Education and Child Acting Career
Ryan Gosling was raised in a strict Mormon family in Cornwall, Ontario, where his father and uncle worked in a local paper mill. He “hated being a kid” and “didn’t like being told what to do,” and had difficulty in school due to a case of attention deficit hyperactivity disorder (ADHD). He told Entertainment Weekly in 2007 that “I couldn’t absorb any of the information, so I caused trouble.” An incident where he threw steak knives at classmates after seeing Sylvester Stallone’s First Blood (1982) led to a suspension and ultimately to being home-schooled by his mother starting at age ten.
At the age of 12, Gosling attended an open casting call in Montréal for the televised version of The All New Mickey Mouse Club. After being cast in the show, he moved to Orlando, Florida,where he performed from 1993 to 1994 alongside fellow Mouseketeers Britney Spears, Christina Aguilera and Justin Timberlake.

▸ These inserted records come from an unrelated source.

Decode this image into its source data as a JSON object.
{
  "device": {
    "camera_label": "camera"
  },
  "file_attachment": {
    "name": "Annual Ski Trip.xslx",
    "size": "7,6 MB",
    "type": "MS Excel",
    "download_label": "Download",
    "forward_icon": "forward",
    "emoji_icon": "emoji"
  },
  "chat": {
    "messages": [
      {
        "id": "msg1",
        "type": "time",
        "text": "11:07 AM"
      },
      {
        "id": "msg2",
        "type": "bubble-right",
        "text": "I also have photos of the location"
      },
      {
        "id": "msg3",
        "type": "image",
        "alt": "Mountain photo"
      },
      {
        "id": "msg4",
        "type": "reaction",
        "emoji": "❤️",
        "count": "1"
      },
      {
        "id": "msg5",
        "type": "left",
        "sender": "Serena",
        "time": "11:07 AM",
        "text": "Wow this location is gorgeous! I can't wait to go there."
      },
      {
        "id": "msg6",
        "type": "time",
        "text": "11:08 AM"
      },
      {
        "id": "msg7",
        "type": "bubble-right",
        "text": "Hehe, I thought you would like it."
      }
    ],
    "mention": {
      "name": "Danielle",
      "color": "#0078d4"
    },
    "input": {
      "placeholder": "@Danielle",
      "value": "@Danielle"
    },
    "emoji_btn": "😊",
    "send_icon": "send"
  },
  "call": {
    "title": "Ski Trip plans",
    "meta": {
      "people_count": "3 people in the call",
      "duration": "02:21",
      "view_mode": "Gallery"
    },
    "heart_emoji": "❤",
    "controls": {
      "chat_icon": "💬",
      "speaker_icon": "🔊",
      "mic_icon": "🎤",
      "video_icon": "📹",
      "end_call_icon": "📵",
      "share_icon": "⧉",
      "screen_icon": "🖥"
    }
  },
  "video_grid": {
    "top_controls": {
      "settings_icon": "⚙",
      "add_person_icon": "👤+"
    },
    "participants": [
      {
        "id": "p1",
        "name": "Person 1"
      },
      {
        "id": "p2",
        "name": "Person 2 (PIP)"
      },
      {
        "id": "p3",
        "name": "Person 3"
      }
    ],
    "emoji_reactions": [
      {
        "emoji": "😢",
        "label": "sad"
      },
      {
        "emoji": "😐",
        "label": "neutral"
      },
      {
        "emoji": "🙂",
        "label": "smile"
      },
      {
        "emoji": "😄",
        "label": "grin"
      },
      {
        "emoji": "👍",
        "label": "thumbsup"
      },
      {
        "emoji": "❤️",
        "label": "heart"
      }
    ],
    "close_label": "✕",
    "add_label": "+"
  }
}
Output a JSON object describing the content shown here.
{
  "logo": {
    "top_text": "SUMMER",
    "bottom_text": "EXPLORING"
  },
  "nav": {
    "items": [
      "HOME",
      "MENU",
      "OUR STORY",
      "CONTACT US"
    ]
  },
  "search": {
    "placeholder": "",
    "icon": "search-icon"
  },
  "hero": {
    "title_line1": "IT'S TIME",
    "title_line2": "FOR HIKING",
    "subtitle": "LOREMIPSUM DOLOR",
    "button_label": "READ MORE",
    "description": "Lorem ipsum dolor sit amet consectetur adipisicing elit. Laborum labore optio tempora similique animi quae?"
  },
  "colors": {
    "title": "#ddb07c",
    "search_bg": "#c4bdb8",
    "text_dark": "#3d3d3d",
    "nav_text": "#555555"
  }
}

Gosling then returned to Canada and attended Lester B. Pearson High School in Burlington, Ontario. While living with his mother and older sister (his parents divorced when he was 13), he appeared in Canadian television programs such as Are You Afraid of the Dark? (1995), Psi Factor (1996), The Adventures of Shirley Holmes (1996), Goosebumps (1996), Avonlea (1996) and the CBC TV movie Nothing Too Good for a Cowboy (1998). After dropping out of high school, he won a recurring role in the teen sitcom Breaker High (1997–98), which ran for one season on YTV in Canada and MTV in the United States and became a cult hit. Gosling then landed the lead in the syndicated series Young Hercules (1998–99), a series filmed in New Zealand.
Early Film Career
At 19, Gosling decided to pursue “serious films.” The transition initially proved difficult, as he told the New York Times in 2011: “It’s very hard coming from kids’ television to break the stigma. All you have is a VHS tape of you humping stuff on ‘The Mickey Mouse Club’ and wearing fake tanner and fighting imaginary sphinxes.” His agents subsequently dropped him, but Gosling soon made his feature film debut with a small role in the football drama Remember the Titans (2000), starring Denzel Washington.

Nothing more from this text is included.